I tend to agree with a lot of what was said here today, but what I struggle with is that this is a very large country and we're dealing with this one issue as a pan-aboriginal issue because of the Indian Act.
The Indian Act was designed to control indigenous people across this country; we all know that. It's done a very good job of destroying communities. It destroyed my community. I'm the only first nation member of Parliament from Ontario.
From sitting here listening to witnesses testify either way about this piece of legislation, and other things we've heard here, the one thing that's clear to me is that certain communities are at different levels in terms of governing and in terms of capacity to control their own destiny.
This is my worry, and this is why I see the need for this change to the Indian Act. There are still communities that are so dependent upon the Indian Act that these changes will hopefully help these people—and hopefully we'll get the numbers from the department about where these people are coming from—so that they don't slip through the cracks.
They're at the very bottom of this country, and they need the support that comes from the Indian Act, because they don't have anything else. That's the reason I see the need for these changes, so that we bring them in and they have those benefits and protections.
But that's not what I see, going forward. I see our communities—and MP Gary Anandasangaree and I were with the Mississaugas where they signed an accord to co-operate and negotiate with the government as a nation. That's where we need to be going. Having an agreement over land, resources, and how that relationship is going to look is what first nations and other indigenous communities across this country, in my view, need to move towards.
But right now we're discussing Bill S-3, and of course your community is in a different position. It's great to hear that perspective at this committee, but what would you suggest we do as the government in respect of this legislation, understanding that it's not going to affect just your community but is going to affect all those other communities?

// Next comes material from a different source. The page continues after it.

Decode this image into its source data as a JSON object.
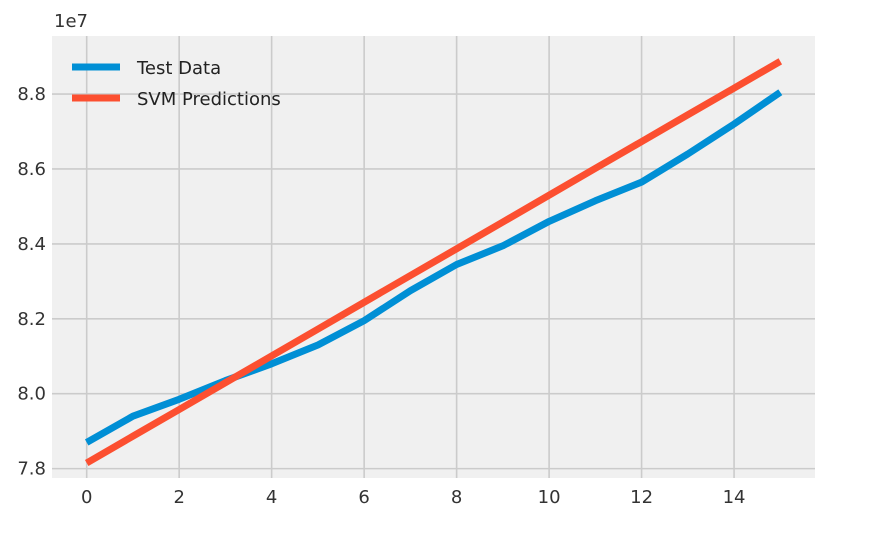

I'm not saying that this is right. We have to get away from the pan-aboriginal approach to dealing with communities, because the Mohawks are very different from the Cree in northwestern Ontario or different from the Tsleil-Waututh in Vancouver. The way I explain it is that in Europe people in northern Poland do not enjoy and like the same things and don't have the same culture and language as people in southern Spain, although they're all Europeans. We need to do things differently, and dealing with it under one department and dealing with our indigenous people across this country as a homogeneous society or cultural group is wrong.
What, given the situation we're in, would you suggest we do with this piece of legislation?